Additionally, the microprocessor industry has spent decades and billions of dollars perfecting silicon manufacturing. A complete materials transition would be horrifically costly. Some researchers are investigating ways to smoothly integrate compound semiconductors into this process by using standard silicon wafers as a substrate and building the new chips on top of them. But silicon and compound semiconductors don't easily stack on top of each other, so the challenge is to find a buffer material to go in between them.

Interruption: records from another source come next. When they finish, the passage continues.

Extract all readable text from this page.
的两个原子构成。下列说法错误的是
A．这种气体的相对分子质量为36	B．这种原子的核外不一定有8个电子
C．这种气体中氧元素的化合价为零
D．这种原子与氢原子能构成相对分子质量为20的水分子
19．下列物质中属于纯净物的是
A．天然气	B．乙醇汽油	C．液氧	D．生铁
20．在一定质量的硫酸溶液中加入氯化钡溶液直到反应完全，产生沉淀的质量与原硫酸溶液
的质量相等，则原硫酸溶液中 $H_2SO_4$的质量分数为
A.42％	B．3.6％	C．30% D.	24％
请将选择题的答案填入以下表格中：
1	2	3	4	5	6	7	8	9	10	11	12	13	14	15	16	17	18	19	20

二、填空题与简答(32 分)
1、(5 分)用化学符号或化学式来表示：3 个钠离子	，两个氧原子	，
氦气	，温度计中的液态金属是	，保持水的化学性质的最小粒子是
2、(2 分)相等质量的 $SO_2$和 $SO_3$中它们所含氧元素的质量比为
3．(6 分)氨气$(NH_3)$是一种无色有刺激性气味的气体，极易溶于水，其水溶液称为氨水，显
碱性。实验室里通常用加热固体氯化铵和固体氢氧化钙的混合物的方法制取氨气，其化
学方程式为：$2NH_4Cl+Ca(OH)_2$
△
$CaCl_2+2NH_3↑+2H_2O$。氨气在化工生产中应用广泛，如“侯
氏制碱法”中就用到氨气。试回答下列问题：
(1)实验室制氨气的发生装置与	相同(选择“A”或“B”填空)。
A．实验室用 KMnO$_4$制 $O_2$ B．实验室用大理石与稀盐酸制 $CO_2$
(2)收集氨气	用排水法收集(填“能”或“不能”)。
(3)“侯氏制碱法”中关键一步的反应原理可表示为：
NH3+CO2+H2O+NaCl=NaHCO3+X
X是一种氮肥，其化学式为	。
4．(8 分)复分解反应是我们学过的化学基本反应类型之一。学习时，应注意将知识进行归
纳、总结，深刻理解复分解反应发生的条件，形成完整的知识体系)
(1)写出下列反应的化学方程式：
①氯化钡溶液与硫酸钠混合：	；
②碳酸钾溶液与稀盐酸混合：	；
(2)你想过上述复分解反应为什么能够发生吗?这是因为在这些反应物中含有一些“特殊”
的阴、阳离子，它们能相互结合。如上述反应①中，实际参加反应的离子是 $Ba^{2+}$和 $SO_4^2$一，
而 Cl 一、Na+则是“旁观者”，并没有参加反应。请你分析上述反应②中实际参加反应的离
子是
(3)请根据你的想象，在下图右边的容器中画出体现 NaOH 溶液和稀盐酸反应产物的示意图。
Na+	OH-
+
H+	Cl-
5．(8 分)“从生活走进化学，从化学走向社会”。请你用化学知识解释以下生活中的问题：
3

More and more researchers are beginning to seriously look at these problems, says del Alamo, whose research is funded in part by Intel (see "Beyond Silicon"). He expects that as the ranks grow, many issues will be resolved. Del Alamo estimates that he could have a working prototype for a 20-nanometer device in two to three years. When this happens, he says, it will show that materials other than silicon could have merit in the microprocessor fabrication plants. "If the promise is there, and there's a chance to continue Moore's Law, then the industry will be able to work on these [manufacturing] problems and solve them."